Can you elaborate on why dropping the caches is a bad idea?
How about this sudo procedure:

drop_caches
flush disk-cache with hdparm
make sure dd is in memory
position the read head randomly on disk
with DD: read X amount of bytes from the beginning of my file (this is timed)

Corona688 · July 3, 2012, 3:43pm

Do a little math. x megabytes per second is 1/x seconds per megabyte.

Disks do read-ahead for you. Disks transfer to the host in larger bundles than 512 bytes anyway. Disks even do their own caching which the OS has no control over, which is going to throw off all your results supremely.

Too bad there isn't a tool which can tell you more about what your disk's doing, test uncached reads, or even configure hardware read-ahead to your preference... something like hdparm...

Tell me exactly what they're asking you. I suspect you've gotten it a bit mixed up.

Because it's not realistic. Your system needs cache to work. Disk speeds are going to be awful without it.

Same problem as the exact same thing you did before. YOu're running huge programs to do tiny things and your results are going to be meaningless.

nytty · July 3, 2012, 6:03pm

At the application level page size is an important concept, it's the unit of interaction with the disk. Imagine a database system requesting a record A, it'd be completely inefficient to only read this record (couple of bytes), instead we collocate a bunch of records in a page and we bet on spatial/temporal locality ...
It's a tradeof, if you set the page size to too big, you risk over reading stuff you dont need. Too small, and you risk to get multiple requests for otherwise contiguous records. A bit what the os does with 4096b pages.
I am trying to study that, using a buffered read of different sizes and calculate the throughtput ... I know only basics about disks, but i am certain that the metric i am studying is not uniform, thus doing the math is just meaningless.
I should cope with all parameters(cache,vm,readahead..ect) and have something like:
bs=512b 0.01sec 50kb/s
bs=16kb 0.0004sec 164mb/s
bs=2M 0.01sec 200mb/s
Then i will decide that 16kb is the best time vs throughtput trade off and this will be my page size.

Corona688 · July 5, 2012, 3:05pm

Agreed.

However, you're not actually interacting with the raw disk in your tests. You're telling the OS to do so for you, which does as it pleases. It will turn a tiny read into a much larger read for you -- ruining your results.

Even the OS isn't dealing with the disk raw, here. The OS asks the disk and the disk does what it pleases, pulling things from its own cache -- ruining your results.

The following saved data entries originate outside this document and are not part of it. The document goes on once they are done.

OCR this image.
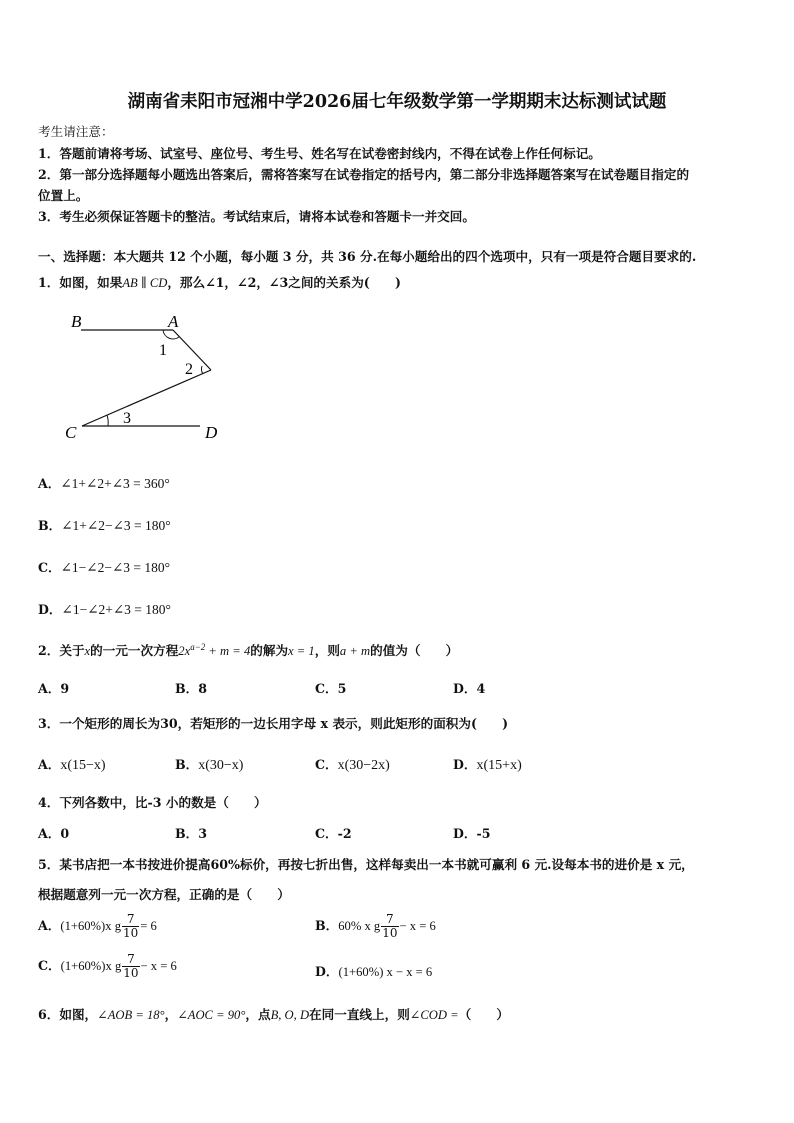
湖南省耒阳市冠湘中学2026届七年级数学第一学期期末达标测试试题
考生请注意：
1．答题前请将考场、试室号、座位号、考生号、姓名写在试卷密封线内，不得在试卷上作任何标记。
2．第一部分选择题每小题选出答案后，需将答案写在试卷指定的括号内，第二部分非选择题答案写在试卷题目指定的
位置上。
3．考生必须保证答题卡的整洁。考试结束后，请将本试卷和答题卡一并交回。
一、选择题：本大题共 12 个小题，每小题 3 分，共 36 分.在每小题给出的四个选项中，只有一项是符合题目要求的.
1．如图，如果AB ∥ CD，那么∠1，∠2，∠3之间的关系为(　　)
B	A
C	D
1
2
3
A．∠1+∠2+∠3 = 360°
B．∠1+∠2−∠3 = 180°
C．∠1−∠2−∠3 = 180°
D．∠1−∠2+∠3 = 180°
2．关于x的一元一次方程$2x^{a-2} + m = 4$的解为x = 1，则a + m的值为（　　）
A．9	B．8	C．5	D．4
3．一个矩形的周长为30，若矩形的一边长用字母 x 表示，则此矩形的面积为(　　)
A．x(15−x)	B．x(30−x)	C．x(30−2x)	D．x(15+x)
4．下列各数中，比-3 小的数是（　　）
A．0	B．3	C．-2	D．-5
5．某书店把一本书按进价提高60%标价，再按七折出售，这样每卖出一本书就可赢利 6 元.设每本书的进价是 x 元，
根据题意列一元一次方程，正确的是（　　）
A．(1+60%)x g $\frac{7}{10} = 6$	B．60% x g $\frac{7}{10} - x = 6$
C．(1+60%)x g $\frac{7}{10} - x = 6$	D．(1+60%) x − x = 6
6．如图，∠AOB = 18°，∠AOC = 90°，点B, O, D在同一直线上，则∠COD =（　　）
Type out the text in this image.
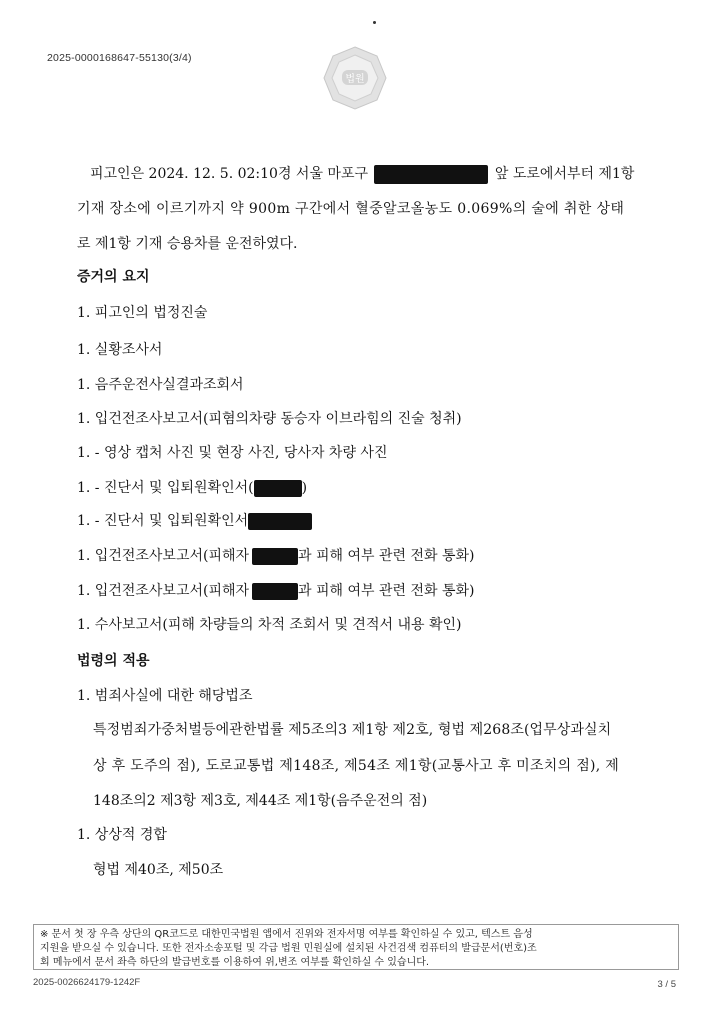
2025-0000168647-55130(3/4)
법원
피고인은 2024. 12. 5. 02:10경 서울 마포구	앞 도로에서부터 제1항
기재 장소에 이르기까지 약 900m 구간에서 혈중알코올농도 0.069%의 술에 취한 상태
로 제1항 기재 승용차를 운전하였다.
증거의 요지
1. 피고인의 법정진술
1. 실황조사서
1. 음주운전사실결과조회서
1. 입건전조사보고서(피혐의차량 동승자 이브라힘의 진술 청취)
1. - 영상 캡처 사진 및 현장 사진, 당사자 차량 사진
1. - 진단서 및 입퇴원확인서(	)
1. - 진단서 및 입퇴원확인서
1. 입건전조사보고서(피해자	과 피해 여부 관련 전화 통화)
1. 입건전조사보고서(피해자	과 피해 여부 관련 전화 통화)
1. 수사보고서(피해 차량들의 차적 조회서 및 견적서 내용 확인)
법령의 적용
1. 범죄사실에 대한 해당법조
특정범죄가중처벌등에관한법률 제5조의3 제1항 제2호, 형법 제268조(업무상과실치
상 후 도주의 점), 도로교통법 제148조, 제54조 제1항(교통사고 후 미조치의 점), 제
148조의2 제3항 제3호, 제44조 제1항(음주운전의 점)
1. 상상적 경합
형법 제40조, 제50조
※ 문서 첫 장 우측 상단의 QR코드로 대한민국법원 앱에서 진위와 전자서명 여부를 확인하실 수 있고, 텍스트 음성
지원을 받으실 수 있습니다. 또한 전자소송포털 및 각급 법원 민원실에 설치된 사건검색 컴퓨터의 발급문서(번호)조
회 메뉴에서 문서 좌측 하단의 발급번호를 이용하여 위,변조 여부를 확인하실 수 있습니다.
2025-0026624179-1242F	3 / 5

Not to mention, you're running huge programs to do tiny things, which drowns your numbers in meaningless noise -- ruining your results.

Too bad there's not a program that actually deals with disks the way you want already... Something which can tell you transfer rates, bus modes, and bus speeds. Something which can configure software and hardware read-ahead, flush hardware caches at will, and all that jazz, letting you compare results for different configurations. Something which you can actually tell 'read raw sector x', and it will do so.

They really ought to make a program like that.

I bet they'd call it hdparm.

nytty · July 13, 2012, 7:42am

Coming back to your comment on raw device. I think if I replace read operations with writes and do a Fsync() call right after, then I am sure that I am getting raw access there. Also with hdparm, one can disable the write-cache.

methyl · July 13, 2012, 8:13pm

The days of an Operating System being aware of how a disc works are long gone.

A modern disc will use variable block sizes to read/write to the disc and have it's own buffers. The Operating System will see the disc as if it is an early design, but the inner workings are invisible to the Operating System. As are the inner workings of disc arrays.

Get hold of the detailed Installation Guide for your Oracle version and your Operating System version.
Just use the kernel parameters recommended by Oracle, the Database Block Size recommended by Oracle, and the Oracle startup parameters recommended by Oracle scaled for you application and within any memory constraints. The big performance gains within Oracle Performance Tuning are in areas like Sort Buffer Size and tuning the SGA.